After half an hour passed during an Oct. 21 afternoon session, Williams stood and said, "Guess what?" And the children shouted, "Don’t say it!" as she told them it was time to clean up. And almost as quickly as the tornado of energy arrived, it subsided and the room was quiet again as the volunteers sat and waited for the next group of students.
Providing a place where children get their energy out and have an adult’s undivided attention also helps the Generation Two program continue expanding, Gilberg said.
He spoke about the program to area superintendents 11 years ago and the Fairport school district immediately signed on, Gilberg said. Two years later, Rochester signed on for School 36. Currently, Generation Two mentors work with primary-grade students in four city elementary schools and four Fairport elementary schools.
Last year, Rochester Police Department officers joined the program as volunteers after Gilberg spoke to Police Chief James Sheppard. The chief recently announced that he will retire at the end of this year.
"I went to the chief and said, ‘How about your officers get to know kids before arresting them?’" Gilberg remarked. "It took him two seconds (to sign on). He gets it. Community policing has as its cornerstone what we put in practice in G2: mutual respect and empathy."

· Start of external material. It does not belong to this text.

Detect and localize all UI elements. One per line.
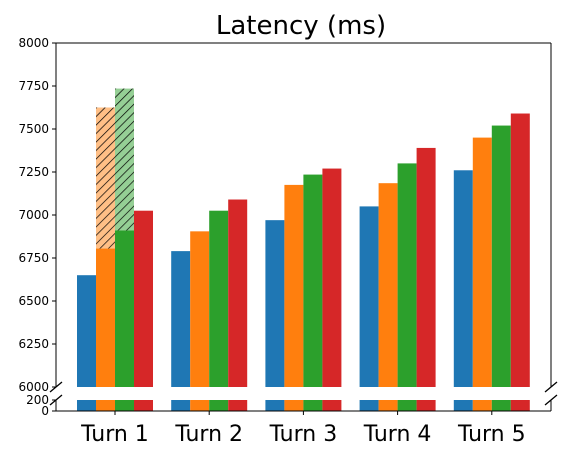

Building trust and partnerships with the city’s younger generation is at the heart of the department’s "Policing in the Spirit of Service," explained Sgt. Elena Correia, a department spokeswoman.
"Anytime you can engage children at such a young age and make positive contacts, it can have lasting effects down the road," she said.
That includes showing the students that they, too, can become officers, noted Melinda Mroz, G2’s program director, who remembers a girl who thought that officers were only men when she met one of the female officer volunteers.
"The kids we’re working with, they are old enough, (they) can make up their own minds about people based on their own experiences in school and also young enough that they’re not succumbing to peer pressure and believing things their friends say about people," Mroz added.
The program also shows the children the "human side" of officers, who help them understand that the police aim to provide safety and security to their neighborhoods, Correia said.
"What they see and hear third party can be completely different than one-on-one interactions," she noted. "(With Generation Two) you can humanize the relationship … and the students can see police officers in a different light, building relationships and changing perceptions."
Changing those perceptions goes for the officers as well, with a few more of them volunteering this year for a total of 16 from 12, Correia said.
"We, too, can be cynical," she said. "And it’s so refreshing to sit there and interact with these kids and have fun with them."
During one of the half-hour sessions on Halloween, Bauer helped Ti’mera Butler carefully remove the backing on stickers as the two decorated a giant white ghost with skeletons and black cats. One of the department’s initial volunteers, Bauer returned to work with the kids this fall, she said.
"I liked working with the kids," she said. "I like them when they’re little and not quite as influenced as the older ones we deal with on a daily basis … before the outside world influences them too much."
The lack of a negative view of police is evident by the students who wave excitedly at Officer Jim Perry, who also is volunteering for a second year and came dressed in uniform right away this fall. But he remembers the day he came in uniform last year after volunteering for several weeks in plain clothes, Perry said.
"It was kind of neat, their reactions," he said. "They came to the door and said, ‘Oh, police!’ with big smiles on their faces. … It’s fun to see their faces when they come to the door. I’m happy to be here."